Laraaji's musical story begins at the piano, which is perhaps why Sun Piano feels like coming home. Now a musician, mystic, and laughter meditation practitioner, Laraaji grew up in New Jersey in the 1950s. He first encountered the piano in childhood afternoons at church, and he filled spaces between Sunday school and church services imitating great piano players like Fats Domino. After picking up a wide variety of instruments, he attended Howard University, where he studied music theory and composition with a piano major.

"The piano is my first major instrument," said Laraaji in an interview with Popdust. "My relationship was one as kinesthetic… As a percussion instrument, I would play [the piano] rhythmically, but mostly taking it as an instrument of therapy, for release, celebration, and expression."

During college, he began exploring comedy as an outlet—a journey that led him to the comedy club circuits of New York City. In the 70s he worked at Aquarius Coffee Shop in Brooklyn, underwent a spiritual awakening, and picked up autoharp, which he began playing in subways and around the city. One day, Brian Eno spotted him in Washington Square Park and asked to collaborate on part of his Ambient series.

Spending his time at new age shops and psychic bookstores, fed by a deep sense of connection to the divine creative forces that tie us all together, Laraaji has channeled his sensitivity to the universe into creating a great body of music, one that spans dimensions, spectrums, and time. His body of work ranges from transcendent ambient tracks (Essence/Universe) to meditative psychedelia (Unicorns in Paradise) to tantric lullabies to collaborations with East Forest and Ram Dass (Like Taking Off An Old Shoe AKA Death), but ultimately Sun Piano might be his most parsed-down and distilled work, making it a unique departure and return.

Recording Sun Piano presented an opportunity to "[dive] deep into channeling," he said. "I feel very united with creation in general when I'm in deep creativity.
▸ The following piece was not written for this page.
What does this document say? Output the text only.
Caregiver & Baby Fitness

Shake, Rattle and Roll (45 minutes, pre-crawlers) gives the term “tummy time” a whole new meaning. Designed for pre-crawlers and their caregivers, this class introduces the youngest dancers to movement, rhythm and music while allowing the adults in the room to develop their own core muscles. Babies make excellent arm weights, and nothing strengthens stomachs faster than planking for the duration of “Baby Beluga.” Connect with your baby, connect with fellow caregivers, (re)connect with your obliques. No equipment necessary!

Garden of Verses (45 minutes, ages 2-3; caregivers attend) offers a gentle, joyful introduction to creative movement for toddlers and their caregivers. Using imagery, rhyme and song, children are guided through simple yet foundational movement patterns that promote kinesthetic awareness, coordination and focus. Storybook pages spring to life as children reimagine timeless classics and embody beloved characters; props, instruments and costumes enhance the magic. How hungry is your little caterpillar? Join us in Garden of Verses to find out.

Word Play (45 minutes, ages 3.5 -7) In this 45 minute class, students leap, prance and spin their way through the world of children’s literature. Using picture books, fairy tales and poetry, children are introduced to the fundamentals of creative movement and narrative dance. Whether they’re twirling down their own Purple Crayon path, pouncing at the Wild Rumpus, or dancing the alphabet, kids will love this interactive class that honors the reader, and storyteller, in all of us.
Being spontaneous is a way of being constantly in the present moment, constantly meeting wonder after wonder."

Laraaji: NPR Music Tiny Desk Concertwww.youtube.com

As someone who has spent his life pursuing laughter and music, Laraaji knows a thing or two about time. If some of his music is sonic time traveling, a journey through sound, Sun Piano seems to lean towards a sense of presence and stillness. The piano exists both out of time and perfectly in the moment; it seems to ask the listener to pause, to simply appreciate the feeling of the sun, and perhaps to honor the momentousness of the body and world as it is, not as it could be.

If some of his other music is a transcendental journey to other worlds, Sun Piano seems to be about this one. Some of the tracks, like "Embracing This," are more hymn-like and sparkling, while others are more emotional and abstract, like "Hold Onto the Vision," but all bear Laraaji's distinct touch as well as the distinct sound of the piano he plays on—a piano that sounds layered with time but not burdened by it.
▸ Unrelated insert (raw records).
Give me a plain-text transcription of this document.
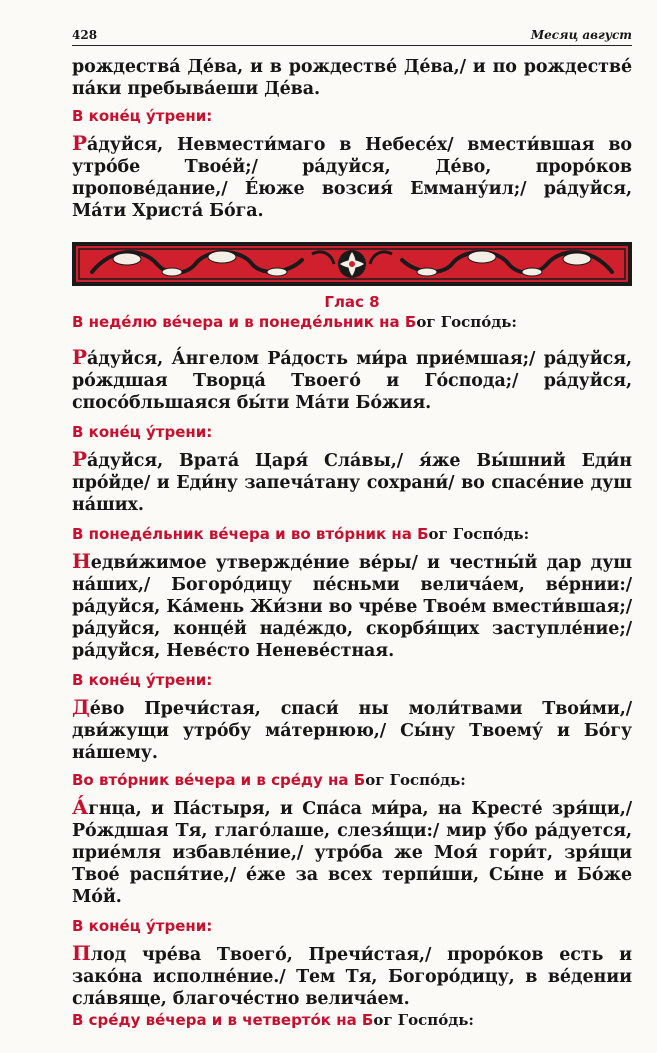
428	Месяц август

рождества́ Де́ва, и в рождестве́ Де́ва,/ и по рождестве́ па́ки пребыва́еши Де́ва.

В коне́ц у́трени:

Ра́дуйся, Невмести́маго в Небесе́х/ вмести́вшая во утро́бе Твое́й;/ ра́дуйся, Де́во, проро́ков пропове́дание,/ Е́юже возсия́ Емману́ил;/ ра́дуйся, Ма́ти Христа́ Бо́га.

Глас 8

В неде́лю ве́чера и в понеде́льник на Бог Госпо́дь:

Ра́дуйся, А́нгелом Ра́дость ми́ра прие́мшая;/ ра́дуйся, ро́ждшая Творца́ Твоего́ и Го́спода;/ ра́дуйся, спосо́бльшаяся бы́ти Ма́ти Бо́жия.

В коне́ц у́трени:

Ра́дуйся, Врата́ Царя́ Сла́вы,/ я́же Вы́шний Еди́н про́йде/ и Еди́ну запеча́тану сохрани́/ во спасе́ние душ на́ших.

В понеде́льник ве́чера и во вто́рник на Бог Госпо́дь:

Недви́жимое утвержде́ние ве́ры/ и честны́й дар душ на́ших,/ Богоро́дицу пе́сньми велича́ем, ве́рнии:/ ра́дуйся, Ка́мень Жи́зни во чре́ве Твое́м вмести́вшая;/ ра́дуйся, конце́й наде́ждо, скорбя́щих заступле́ние;/ ра́дуйся, Неве́сто Неневе́стная.

В коне́ц у́трени:

Де́во Пречи́стая, спаси́ ны моли́твами Твои́ми,/ дви́жущи утро́бу ма́тернюю,/ Сы́ну Твоему́ и Бо́гу на́шему.

Во вто́рник ве́чера и в сре́ду на Бог Госпо́дь:

А́гнца, и Па́стыря, и Спа́са ми́ра, на Кресте́ зря́щи,/ Ро́ждшая Тя, глаго́лаше, слезя́щи:/ мир у́бо ра́дуется, прие́мля избавле́ние,/ утро́ба же Моя́ гори́т, зря́щи Твое́ распя́тие,/ е́же за всех терпи́ши, Сы́не и Бо́же Мо́й.

В коне́ц у́трени:

Плод чре́ва Твоего́, Пречи́стая,/ проро́ков есть и зако́на исполне́ние./ Тем Тя, Богоро́дицу, в ве́дении сла́вяще, благоче́стно велича́ем.

В сре́ду ве́чера и в четверто́к на Бог Госпо́дь:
Other standouts include "Lifting Me," a song that feels like rising up out of a pond after a long time underneath, or like tentatively embracing love despite the risk.

Halting and arhythmic, sometimes sprawling to great floods and other times distilling itself down to simple chords and progressions, Sun Piano is a beautiful testament to the piano as an instrument and to music as a method of communication with the divine.